Introduction: Islet transplantation is an effective way that type 1 diabetic patients can be freed from insulin injections, however the lifelong immunosuppression required to subvert the immune response remains a major barrier. Chronic systemic (affecting whole body) immunosuppression often results in multiple toxicities that can reduce the quality of life of transplant recipients.

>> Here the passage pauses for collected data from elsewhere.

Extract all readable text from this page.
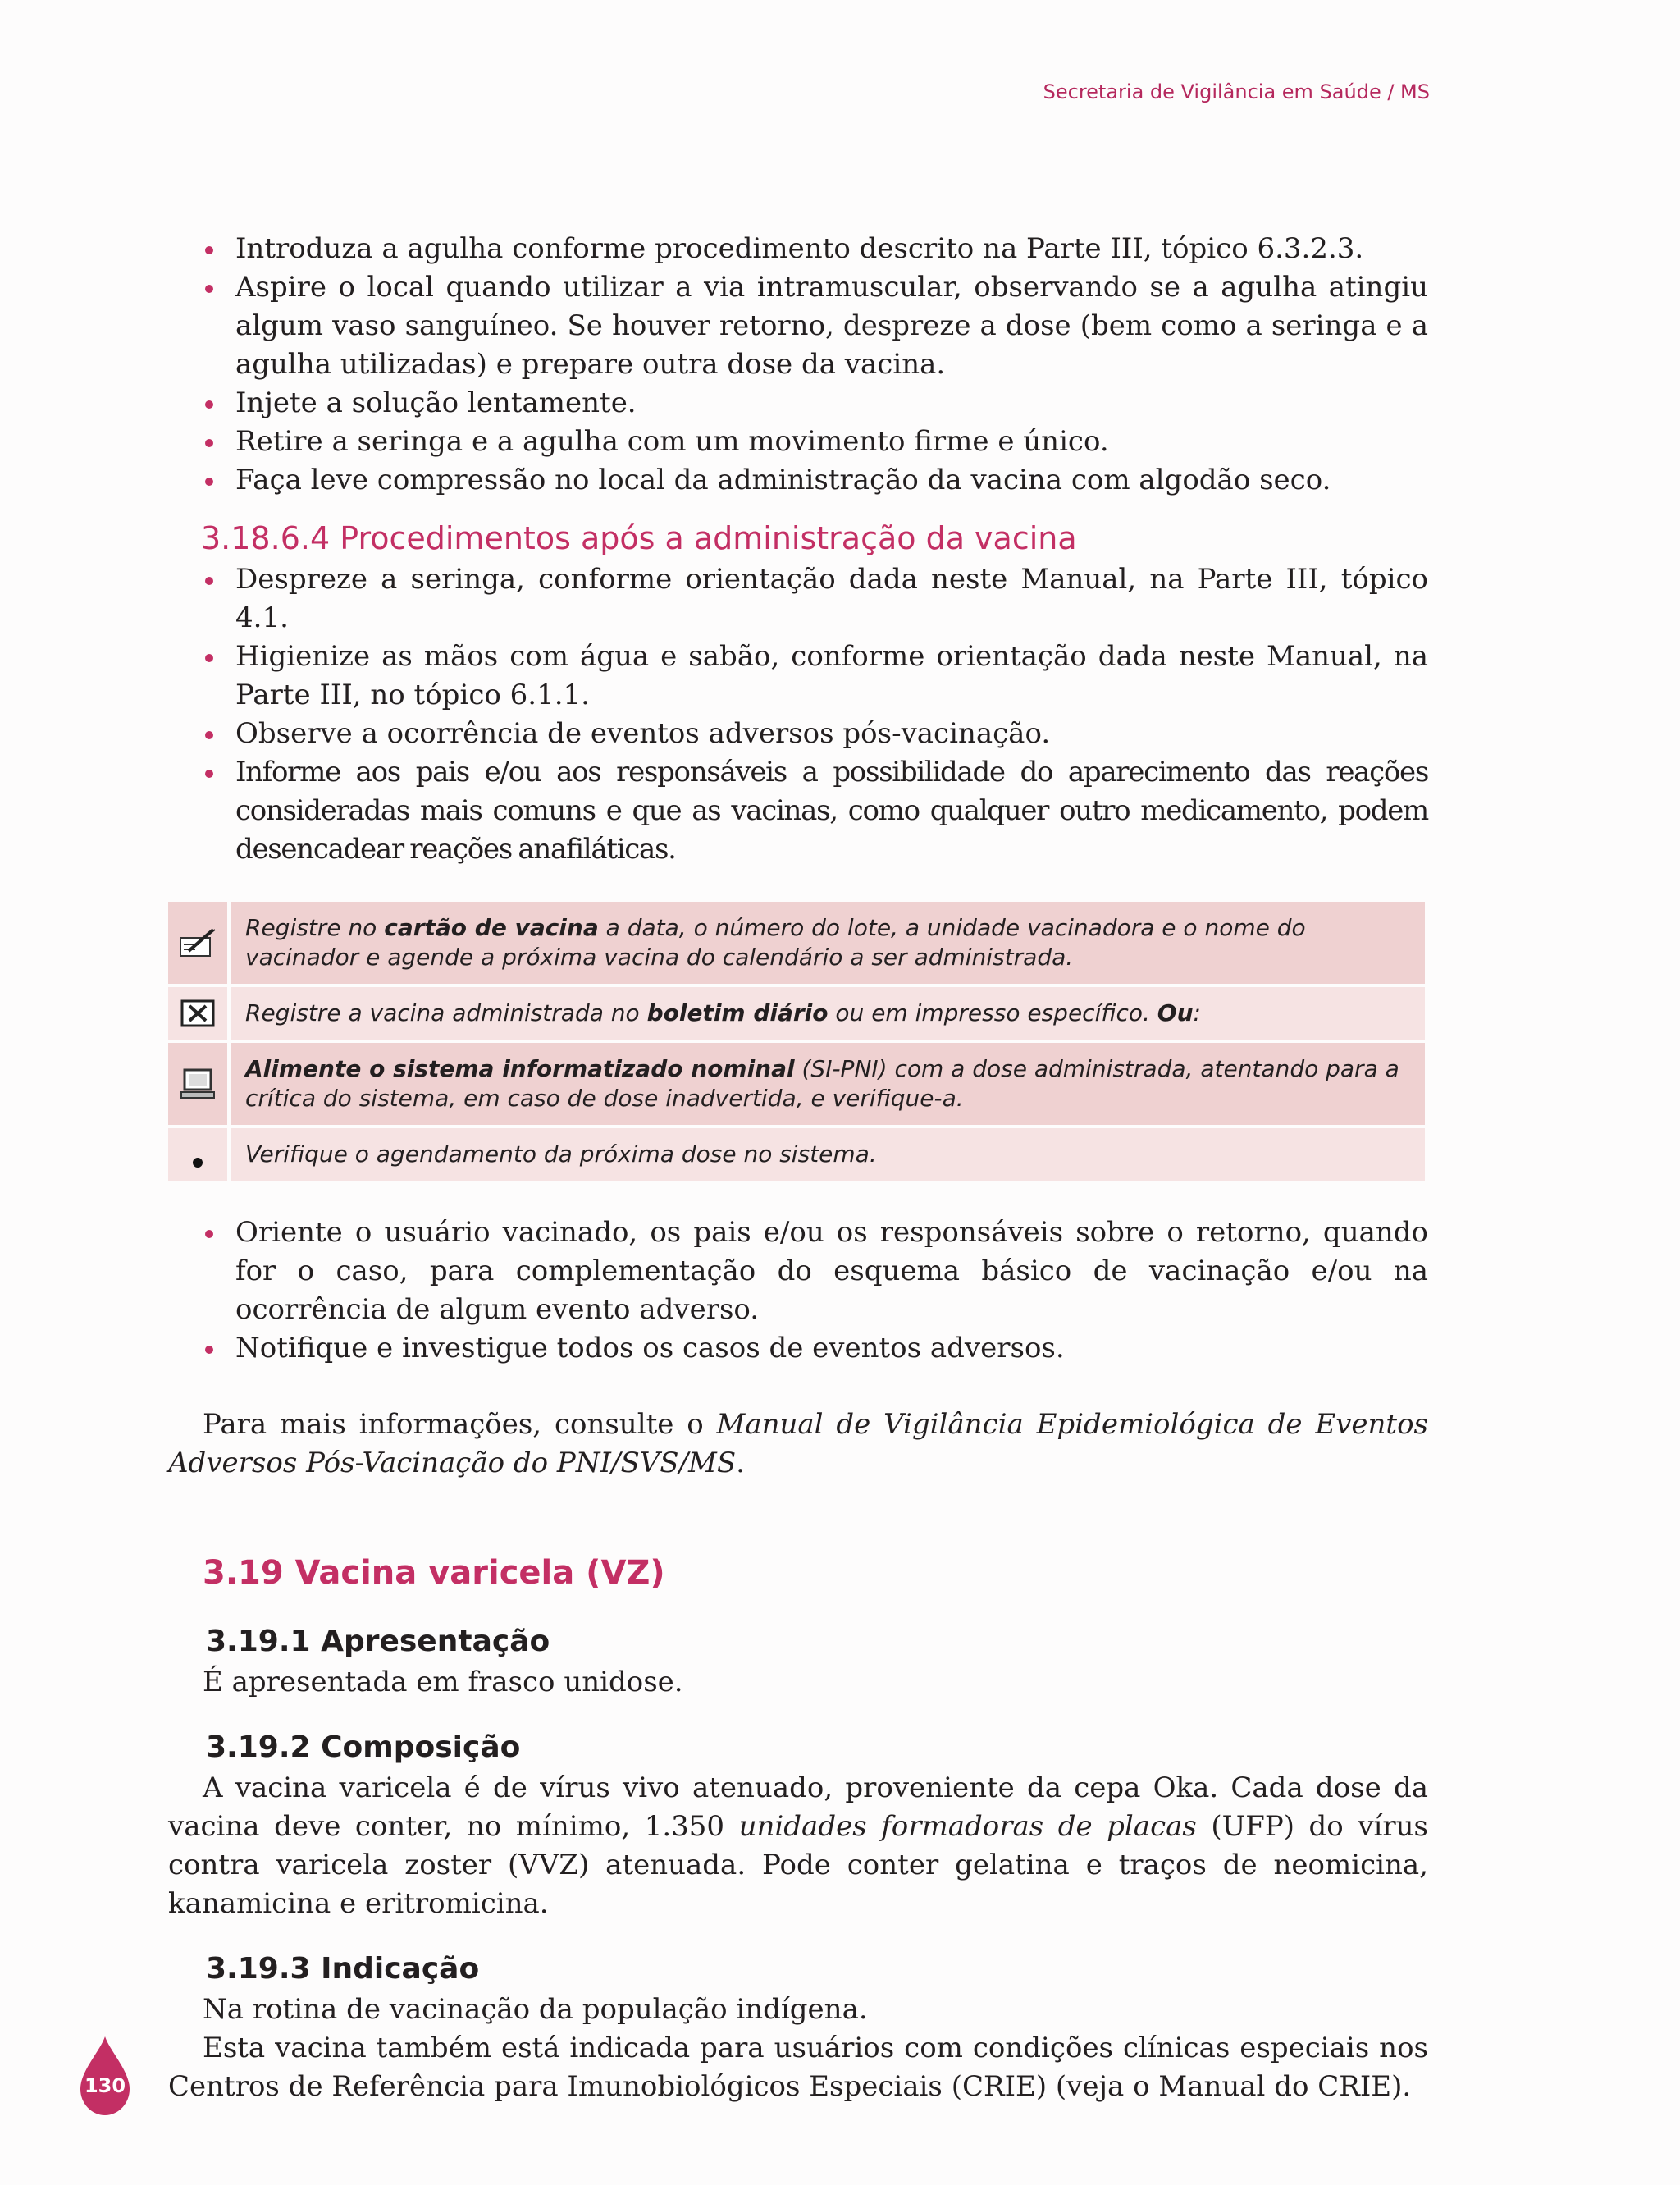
Secretaria de Vigilância em Saúde / MS
Introduza a agulha conforme procedimento descrito na Parte III, tópico 6.3.2.3.
Aspire o local quando utilizar a via intramuscular, observando se a agulha atingiu algum vaso sanguíneo. Se houver retorno, despreze a dose (bem como a seringa e a agulha utilizadas) e prepare outra dose da vacina.
Injete a solução lentamente.
Retire a seringa e a agulha com um movimento firme e único.
Faça leve compressão no local da administração da vacina com algodão seco.
3.18.6.4 Procedimentos após a administração da vacina
Despreze a seringa, conforme orientação dada neste Manual, na Parte III, tópico 4.1.
Higienize as mãos com água e sabão, conforme orientação dada neste Manual, na Parte III, no tópico 6.1.1.
Observe a ocorrência de eventos adversos pós-vacinação.
Informe aos pais e/ou aos responsáveis a possibilidade do aparecimento das reações consideradas mais comuns e que as vacinas, como qualquer outro medicamento, podem desencadear reações anafiláticas.
Registre no cartão de vacina a data, o número do lote, a unidade vacinadora e o nome do vacinador e agende a próxima vacina do calendário a ser administrada.
Registre a vacina administrada no boletim diário ou em impresso específico. Ou:
Alimente o sistema informatizado nominal (SI-PNI) com a dose administrada, atentando para a crítica do sistema, em caso de dose inadvertida, e verifique-a.
Verifique o agendamento da próxima dose no sistema.
Oriente o usuário vacinado, os pais e/ou os responsáveis sobre o retorno, quando for o caso, para complementação do esquema básico de vacinação e/ou na ocorrência de algum evento adverso.
Notifique e investigue todos os casos de eventos adversos.

Para mais informações, consulte o Manual de Vigilância Epidemiológica de Eventos Adversos Pós-Vacinação do PNI/SVS/MS.

3.19 Vacina varicela (VZ)
3.19.1 Apresentação

É apresentada em frasco unidose.

3.19.2 Composição

A vacina varicela é de vírus vivo atenuado, proveniente da cepa Oka. Cada dose da vacina deve conter, no mínimo, 1.350 unidades formadoras de placas (UFP) do vírus contra varicela zoster (VVZ) atenuada. Pode conter gelatina e traços de neomicina, kanamicina e eritromicina.

3.19.3 Indicação

Na rotina de vacinação da população indígena.

Esta vacina também está indicada para usuários com condições clínicas especiais nos Centros de Referência para Imunobiológicos Especiais (CRIE) (veja o Manual do CRIE).

130
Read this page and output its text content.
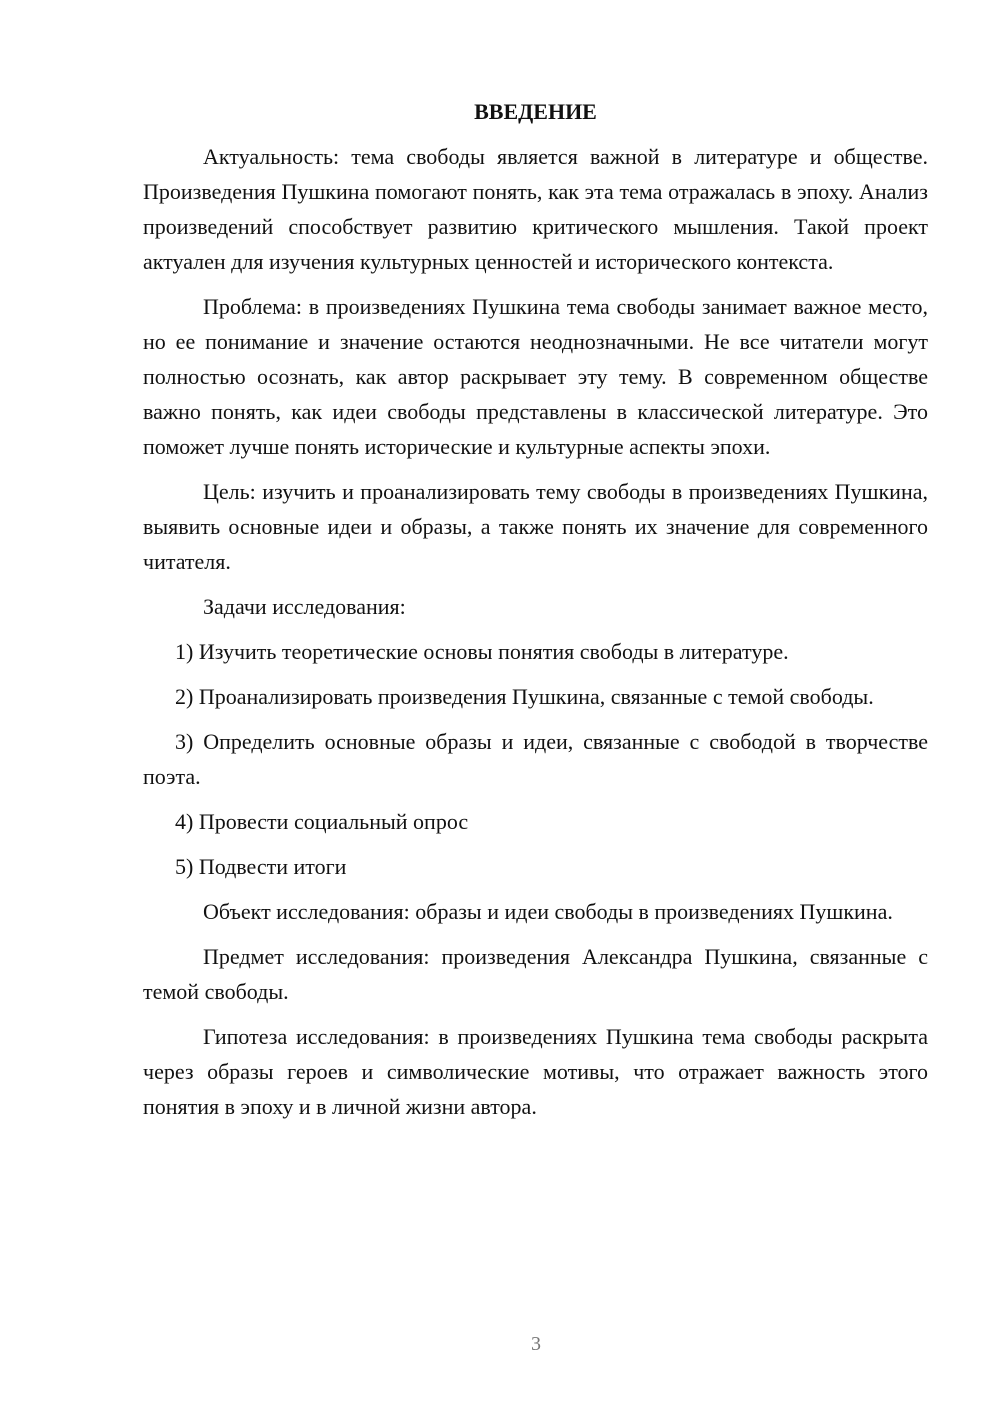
ВВЕДЕНИЕ

Актуальность: тема свободы является важной в литературе и обществе. Произведения Пушкина помогают понять, как эта тема отражалась в эпоху. Анализ произведений способствует развитию критического мышления. Такой проект актуален для изучения культурных ценностей и исторического контекста.

Проблема: в произведениях Пушкина тема свободы занимает важное место, но ее понимание и значение остаются неоднозначными. Не все читатели могут полностью осознать, как автор раскрывает эту тему. В современном обществе важно понять, как идеи свободы представлены в классической литературе. Это поможет лучше понять исторические и культурные аспекты эпохи.

Цель: изучить и проанализировать тему свободы в произведениях Пушкина, выявить основные идеи и образы, а также понять их значение для современного читателя.

Задачи исследования:

1) Изучить теоретические основы понятия свободы в литературе.

2) Проанализировать произведения Пушкина, связанные с темой свободы.

3) Определить основные образы и идеи, связанные с свободой в творчестве поэта.

4) Провести социальный опрос

5) Подвести итоги

Объект исследования: образы и идеи свободы в произведениях Пушкина.

Предмет исследования: произведения Александра Пушкина, связанные с темой свободы.

Гипотеза исследования: в произведениях Пушкина тема свободы раскрыта через образы героев и символические мотивы, что отражает важность этого понятия в эпоху и в личной жизни автора.

3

This project explores the use of a localized drug delivery system to preserve transplanted islet function and potentially circumvent the need for systemic immunosuppression.Poly(lactic-co-glycolic acid) is an FDA-approved biomaterial that can form particles that encapsulate and releases drugs. Rapamycin (rapa) is a potent immunosuppressant used in clinical islet transplantation, and its chemical properties makes it an ideal candidate for PLGA particle encapsulation. We hypothesize that this localized rapa-releasing system will subvert the immune response pathways, promoting long-term durable islet function in a transplanted diabetic mouse model under the skin.Methods: Rapa-releasing particles were made and characterized: encapsulation efficiency, structure, and rate of drug release. To examine immune unrelated effects of rapa particles on transplanted islet function, we co-transplanted syngeneic islet (genetically identical recipient and donor). Later, we will use an allogenic diabetic mouse model (non-identical donor and recipient) to determine how well rapa particles can prolonging allograft function. Graft function is monitored through blood glucose levels: non-fasted and fasted following glucose injection.Conclusion: If our hypothesis holds true, rapa particles has the potential to replace chronic systemic immunosuppression and its associated toxicities in islet transplantation.